Published on 10th April, 2015, in The Economic Times.
It is said that in China they first build the highway and then the city. In India, they first build the city, and then discover there is no highway. We can laugh about it, but it is rather depressing when you live in the city. But it is the reality of India. Why are Indians so?
Statements like Indians are bad planners and need to be ‘educated’ reeks of racism, cultural chauvinism and lack of perspective. It stems from the assumption that planning is a good thing for all. But is it? Unless we question fundamental assumptions we will never be able to go to the root cause of this behavior. Let us not call this a problem. As soon as we call this a problem, we will evoke defensive behavior and that is not what we want.
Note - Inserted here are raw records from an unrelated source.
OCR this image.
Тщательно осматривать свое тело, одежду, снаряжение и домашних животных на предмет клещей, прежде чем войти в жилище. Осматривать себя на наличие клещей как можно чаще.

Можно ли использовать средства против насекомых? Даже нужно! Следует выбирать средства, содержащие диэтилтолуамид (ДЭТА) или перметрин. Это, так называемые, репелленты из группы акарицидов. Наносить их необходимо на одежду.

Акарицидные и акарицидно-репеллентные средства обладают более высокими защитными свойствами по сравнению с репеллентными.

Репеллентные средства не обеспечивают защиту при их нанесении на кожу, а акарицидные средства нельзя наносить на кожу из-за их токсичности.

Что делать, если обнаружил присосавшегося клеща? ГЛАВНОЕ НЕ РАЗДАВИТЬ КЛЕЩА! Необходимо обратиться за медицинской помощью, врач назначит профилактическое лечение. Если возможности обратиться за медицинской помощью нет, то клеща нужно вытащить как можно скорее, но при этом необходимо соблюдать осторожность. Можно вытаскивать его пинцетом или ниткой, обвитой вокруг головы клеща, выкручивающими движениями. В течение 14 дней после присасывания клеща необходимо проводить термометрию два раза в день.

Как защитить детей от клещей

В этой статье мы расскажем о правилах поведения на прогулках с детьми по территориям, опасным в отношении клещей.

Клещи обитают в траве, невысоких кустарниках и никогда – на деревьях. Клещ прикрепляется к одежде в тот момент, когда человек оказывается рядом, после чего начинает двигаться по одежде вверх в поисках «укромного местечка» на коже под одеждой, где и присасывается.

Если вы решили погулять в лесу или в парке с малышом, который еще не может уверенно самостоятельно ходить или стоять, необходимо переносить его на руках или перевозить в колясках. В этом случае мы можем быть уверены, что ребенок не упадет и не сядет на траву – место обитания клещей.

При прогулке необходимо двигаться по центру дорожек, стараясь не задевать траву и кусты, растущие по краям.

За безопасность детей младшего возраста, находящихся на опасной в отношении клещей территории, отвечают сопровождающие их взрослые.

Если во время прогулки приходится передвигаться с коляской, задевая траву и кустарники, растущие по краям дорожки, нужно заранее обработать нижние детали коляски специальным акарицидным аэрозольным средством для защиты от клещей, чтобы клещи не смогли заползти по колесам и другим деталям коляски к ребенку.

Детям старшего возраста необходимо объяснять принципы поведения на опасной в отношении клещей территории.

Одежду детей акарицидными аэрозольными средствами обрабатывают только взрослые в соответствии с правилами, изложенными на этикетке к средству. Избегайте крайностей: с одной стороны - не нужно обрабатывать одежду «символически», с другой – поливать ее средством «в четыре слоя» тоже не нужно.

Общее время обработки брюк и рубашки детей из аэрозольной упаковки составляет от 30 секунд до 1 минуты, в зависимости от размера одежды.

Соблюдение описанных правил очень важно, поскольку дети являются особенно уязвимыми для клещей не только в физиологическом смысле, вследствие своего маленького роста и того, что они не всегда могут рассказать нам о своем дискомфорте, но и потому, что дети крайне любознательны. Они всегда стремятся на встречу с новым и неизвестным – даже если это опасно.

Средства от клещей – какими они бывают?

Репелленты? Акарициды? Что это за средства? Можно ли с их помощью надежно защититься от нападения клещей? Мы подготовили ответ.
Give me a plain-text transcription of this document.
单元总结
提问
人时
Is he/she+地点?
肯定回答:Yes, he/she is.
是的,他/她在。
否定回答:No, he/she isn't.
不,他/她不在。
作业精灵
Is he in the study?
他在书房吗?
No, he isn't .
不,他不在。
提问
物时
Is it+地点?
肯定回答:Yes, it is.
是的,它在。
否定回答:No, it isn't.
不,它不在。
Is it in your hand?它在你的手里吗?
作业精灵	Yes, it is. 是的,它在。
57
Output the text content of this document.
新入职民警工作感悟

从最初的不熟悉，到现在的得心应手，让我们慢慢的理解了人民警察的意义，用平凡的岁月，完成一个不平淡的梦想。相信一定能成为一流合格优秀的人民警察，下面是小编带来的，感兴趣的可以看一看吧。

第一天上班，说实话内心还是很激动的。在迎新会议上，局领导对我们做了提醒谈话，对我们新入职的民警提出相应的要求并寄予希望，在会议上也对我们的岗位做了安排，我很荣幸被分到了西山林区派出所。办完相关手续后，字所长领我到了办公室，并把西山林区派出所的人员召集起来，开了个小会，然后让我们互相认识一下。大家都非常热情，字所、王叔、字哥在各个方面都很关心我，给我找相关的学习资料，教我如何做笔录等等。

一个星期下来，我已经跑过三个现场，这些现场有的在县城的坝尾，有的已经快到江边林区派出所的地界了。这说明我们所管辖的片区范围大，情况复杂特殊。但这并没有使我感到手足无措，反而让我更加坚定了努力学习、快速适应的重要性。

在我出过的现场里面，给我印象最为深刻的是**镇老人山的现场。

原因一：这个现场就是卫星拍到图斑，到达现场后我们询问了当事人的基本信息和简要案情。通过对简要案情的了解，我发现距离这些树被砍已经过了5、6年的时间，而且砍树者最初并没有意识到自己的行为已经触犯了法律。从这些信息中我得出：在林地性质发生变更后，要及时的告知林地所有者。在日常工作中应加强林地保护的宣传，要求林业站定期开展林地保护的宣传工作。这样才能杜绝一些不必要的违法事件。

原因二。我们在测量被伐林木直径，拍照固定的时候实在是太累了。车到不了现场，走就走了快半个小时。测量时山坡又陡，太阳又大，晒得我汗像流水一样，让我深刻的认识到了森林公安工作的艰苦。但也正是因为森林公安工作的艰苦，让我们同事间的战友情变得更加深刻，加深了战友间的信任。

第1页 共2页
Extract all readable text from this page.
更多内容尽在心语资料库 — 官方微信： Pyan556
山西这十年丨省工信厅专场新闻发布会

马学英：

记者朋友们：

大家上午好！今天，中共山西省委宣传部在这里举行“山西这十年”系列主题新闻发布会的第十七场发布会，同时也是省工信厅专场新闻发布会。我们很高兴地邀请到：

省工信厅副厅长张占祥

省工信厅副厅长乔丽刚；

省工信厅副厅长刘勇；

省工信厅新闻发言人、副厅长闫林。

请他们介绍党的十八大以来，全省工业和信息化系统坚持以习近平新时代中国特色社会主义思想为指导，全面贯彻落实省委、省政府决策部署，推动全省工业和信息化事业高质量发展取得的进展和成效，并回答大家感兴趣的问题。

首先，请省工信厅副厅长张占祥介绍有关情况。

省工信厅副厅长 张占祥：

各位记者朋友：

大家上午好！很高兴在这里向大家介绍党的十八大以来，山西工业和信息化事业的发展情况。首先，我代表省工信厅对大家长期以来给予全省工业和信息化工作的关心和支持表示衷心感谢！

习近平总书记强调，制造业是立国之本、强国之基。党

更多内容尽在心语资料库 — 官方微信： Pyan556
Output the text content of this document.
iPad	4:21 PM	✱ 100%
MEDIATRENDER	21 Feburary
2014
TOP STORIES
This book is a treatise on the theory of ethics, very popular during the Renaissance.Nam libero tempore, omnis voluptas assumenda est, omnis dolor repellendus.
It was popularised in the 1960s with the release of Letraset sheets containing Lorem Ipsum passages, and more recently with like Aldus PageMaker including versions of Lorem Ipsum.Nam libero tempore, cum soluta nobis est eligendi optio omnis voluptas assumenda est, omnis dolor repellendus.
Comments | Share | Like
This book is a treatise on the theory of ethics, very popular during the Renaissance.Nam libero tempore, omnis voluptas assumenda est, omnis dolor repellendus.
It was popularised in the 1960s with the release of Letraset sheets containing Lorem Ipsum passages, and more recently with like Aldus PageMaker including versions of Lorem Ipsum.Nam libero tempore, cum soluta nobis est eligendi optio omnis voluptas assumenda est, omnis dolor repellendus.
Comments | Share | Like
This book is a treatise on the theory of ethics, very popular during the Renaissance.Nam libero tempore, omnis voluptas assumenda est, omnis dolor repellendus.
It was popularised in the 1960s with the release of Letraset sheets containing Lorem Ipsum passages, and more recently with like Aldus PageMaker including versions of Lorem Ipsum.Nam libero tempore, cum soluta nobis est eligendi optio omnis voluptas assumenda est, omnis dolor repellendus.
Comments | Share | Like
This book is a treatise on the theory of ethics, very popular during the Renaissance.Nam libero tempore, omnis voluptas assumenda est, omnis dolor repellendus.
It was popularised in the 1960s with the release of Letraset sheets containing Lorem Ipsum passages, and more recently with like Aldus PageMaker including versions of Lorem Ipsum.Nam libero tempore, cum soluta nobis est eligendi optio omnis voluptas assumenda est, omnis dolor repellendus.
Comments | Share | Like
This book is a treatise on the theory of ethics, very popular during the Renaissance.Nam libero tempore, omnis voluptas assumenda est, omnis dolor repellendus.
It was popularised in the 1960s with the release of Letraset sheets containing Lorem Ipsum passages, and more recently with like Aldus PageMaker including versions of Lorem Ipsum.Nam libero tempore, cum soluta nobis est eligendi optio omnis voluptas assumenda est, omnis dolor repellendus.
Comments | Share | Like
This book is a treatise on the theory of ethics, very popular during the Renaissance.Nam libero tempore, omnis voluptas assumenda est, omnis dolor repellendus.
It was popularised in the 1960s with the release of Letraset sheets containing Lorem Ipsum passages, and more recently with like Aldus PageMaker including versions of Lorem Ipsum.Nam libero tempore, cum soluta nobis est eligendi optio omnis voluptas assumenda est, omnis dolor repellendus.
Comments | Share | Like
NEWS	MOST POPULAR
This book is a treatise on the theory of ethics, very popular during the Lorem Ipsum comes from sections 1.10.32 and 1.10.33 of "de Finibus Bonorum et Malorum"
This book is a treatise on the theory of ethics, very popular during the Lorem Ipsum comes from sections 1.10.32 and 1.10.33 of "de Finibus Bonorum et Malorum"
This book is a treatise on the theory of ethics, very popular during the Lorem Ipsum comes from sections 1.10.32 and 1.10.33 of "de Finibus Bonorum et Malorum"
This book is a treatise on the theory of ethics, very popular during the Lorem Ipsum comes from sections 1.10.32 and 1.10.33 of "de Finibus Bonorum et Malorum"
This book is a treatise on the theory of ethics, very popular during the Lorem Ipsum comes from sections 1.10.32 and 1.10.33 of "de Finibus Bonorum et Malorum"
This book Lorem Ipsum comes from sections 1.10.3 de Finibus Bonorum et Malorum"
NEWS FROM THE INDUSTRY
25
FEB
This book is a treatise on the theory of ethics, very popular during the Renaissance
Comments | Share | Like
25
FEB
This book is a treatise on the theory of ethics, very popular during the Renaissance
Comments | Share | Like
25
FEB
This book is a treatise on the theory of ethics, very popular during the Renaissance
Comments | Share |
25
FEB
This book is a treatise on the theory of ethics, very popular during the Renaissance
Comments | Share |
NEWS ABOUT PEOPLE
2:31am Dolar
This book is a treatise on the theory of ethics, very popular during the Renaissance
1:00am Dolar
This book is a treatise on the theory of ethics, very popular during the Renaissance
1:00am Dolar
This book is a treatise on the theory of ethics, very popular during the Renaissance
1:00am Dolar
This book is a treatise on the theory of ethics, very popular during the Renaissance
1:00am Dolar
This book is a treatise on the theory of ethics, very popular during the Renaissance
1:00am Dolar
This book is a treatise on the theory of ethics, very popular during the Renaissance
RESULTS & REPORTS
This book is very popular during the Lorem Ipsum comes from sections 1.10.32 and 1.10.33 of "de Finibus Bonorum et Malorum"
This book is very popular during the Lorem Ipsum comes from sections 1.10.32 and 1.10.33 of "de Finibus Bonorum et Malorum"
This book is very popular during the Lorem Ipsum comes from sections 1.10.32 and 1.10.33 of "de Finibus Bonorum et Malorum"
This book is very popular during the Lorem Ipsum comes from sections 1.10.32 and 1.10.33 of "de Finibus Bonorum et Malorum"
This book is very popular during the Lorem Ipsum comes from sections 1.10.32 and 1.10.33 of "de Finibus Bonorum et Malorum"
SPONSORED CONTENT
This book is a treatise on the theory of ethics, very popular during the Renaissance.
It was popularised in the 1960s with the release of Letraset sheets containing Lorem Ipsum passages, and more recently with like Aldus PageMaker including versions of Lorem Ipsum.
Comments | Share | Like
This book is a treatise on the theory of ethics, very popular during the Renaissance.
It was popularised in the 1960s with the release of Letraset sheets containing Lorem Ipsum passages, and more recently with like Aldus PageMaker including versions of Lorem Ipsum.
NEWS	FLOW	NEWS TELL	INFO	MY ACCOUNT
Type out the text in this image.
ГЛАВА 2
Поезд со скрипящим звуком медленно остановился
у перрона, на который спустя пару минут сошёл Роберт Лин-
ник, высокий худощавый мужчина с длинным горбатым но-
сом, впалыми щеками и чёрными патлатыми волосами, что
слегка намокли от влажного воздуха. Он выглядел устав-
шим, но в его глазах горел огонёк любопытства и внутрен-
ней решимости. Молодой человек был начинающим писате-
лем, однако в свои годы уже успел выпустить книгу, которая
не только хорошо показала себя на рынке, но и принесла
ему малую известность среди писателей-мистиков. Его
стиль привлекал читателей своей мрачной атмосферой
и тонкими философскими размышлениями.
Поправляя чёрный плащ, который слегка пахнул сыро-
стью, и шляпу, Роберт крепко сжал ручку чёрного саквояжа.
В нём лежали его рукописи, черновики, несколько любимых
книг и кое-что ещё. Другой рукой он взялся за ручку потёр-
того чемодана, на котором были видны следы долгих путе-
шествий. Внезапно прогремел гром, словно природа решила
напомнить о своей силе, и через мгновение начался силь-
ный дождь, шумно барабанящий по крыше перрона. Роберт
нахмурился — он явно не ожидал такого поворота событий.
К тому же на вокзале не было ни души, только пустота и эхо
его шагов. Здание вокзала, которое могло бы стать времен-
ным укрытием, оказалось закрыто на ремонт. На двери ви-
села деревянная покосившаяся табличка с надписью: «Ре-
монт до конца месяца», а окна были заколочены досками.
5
The tendency to look at life as a problem that needs to be solved is a very modern American concept, rooted in the savior complex, whereby we see ourselves as Hollywood superheroes who want to save the world from problem-creating villains. It is a mindset that makes its way to various organizations, via various B-schools where American thought dominates the curriculum. In this mindset, those who do not agree there is a problem are seen in pathological terms: they are in denial!
Two extreme ideas emerged in India. One was the Buddhist notion of impermanence (anatta) and the other is the Hindu notion of permanence (atma). If the world is going to change anyway, why plan? If the world is not going to change, why plan? Thus both mindsets challenge the need to plan.
One can argue that India is no longer significantly Buddhist and most countries of the Far East and South East are. But these countries are also influenced by the Chinese Confucian tradition, Singapore being the best example, where the Emperor is bound by the Mandate of Heaven to create order in the land through rituals and processes and systems. Planning becomes essential here. The Chinese court was for centuries controlled by careful planning of a vast series of complex rituals that everyone adhered to.
The Chinese desire to plan comes from the Confucian value placed on order. The America value placed on planning comes from the Abrahamic idea of the Promised Land, or Jerusalem, the desire to create a great society, a desirable outcome, a destination, or goal.
Indian society, by contrast, was caste based and every caste was essentially a professional guild (the politics and hierarchies notwithstanding). Everyone was expected to follow their community trade. Every community lived together, in relative isolation, mixing only in markets and during festivals. So the ‘community’ spirit was created not by ‘common law’ but by ‘common tendency to isolate oneself’ in one’s group. Every group had its patriarch who directed everyone how to function. His plan was executed. Thus we see great planning and execution in caste based events and institutions. A Hindu temple complex, managed by priests, is highly organized and based on careful planning. Trading communities are highly organized and plan rather well. Planning is part of the community process; it’s not a virtue of being a human being. Democratic institutions destroy the community structure, and expect humans to give up centuries of caste mindset.
Indians usually make great plans, but they are rarely implemented well, if implemented at all. For execution of a plan means respecting a plan. In the Confucian way, respecting authority is the sign of being civilized. In the Abrahamic way, one is expected to follow the word of God if one loves God, as we see in the value placed on obedience of the Catholic Church that controlled Europe for a thousand years, and in the importance given to submission in Islam.
In India, the only authority that is respected is the authority of the clan: the guru, the elder, the patriarch, or the mother. No one else, certainly not a democratically elected leader, or a boss in a corporation who does not actually pay the salary but is actually as much as servant (naukar) of the company as we are. In modern professional institutions, there is no clear master (malik) and this makes things even more confusing for a country that is used to working in family owned businesses where authority is clearly located.
Everybody is India is told that God is inside you, which means everyone can be imaginative and find an ‘upaay’, a better way, a bypass that creates a short cut, or do a ‘jugaad’, work smartly. When everyone creates a short cut, when everyone is bypassing smartly, without perspective of the larger picture, it’s a question of time that the blueprint collapses. And then work gets done only when the patriarch establishes authority by screaming and shouting at the last minute, which is how much of things in India gets done.
In a society with many variables — economics, political, social, education, caste, religion — creating a blue print that satisfies all is especially difficult. We forget that planning demands violent enforcement, suppression of voices of dissent once the plan is agreed upon. But in a country with so many minorities, it is tough to get consensus. Collaboration becomes tough and hence those who want to get things done either work at small community levels or turn dictatorial in exasperation. India’s scale and diversity creates complex governmental structures and departments, which rarely talk to each other. All these demand an extremely high level of patience to execute a plan.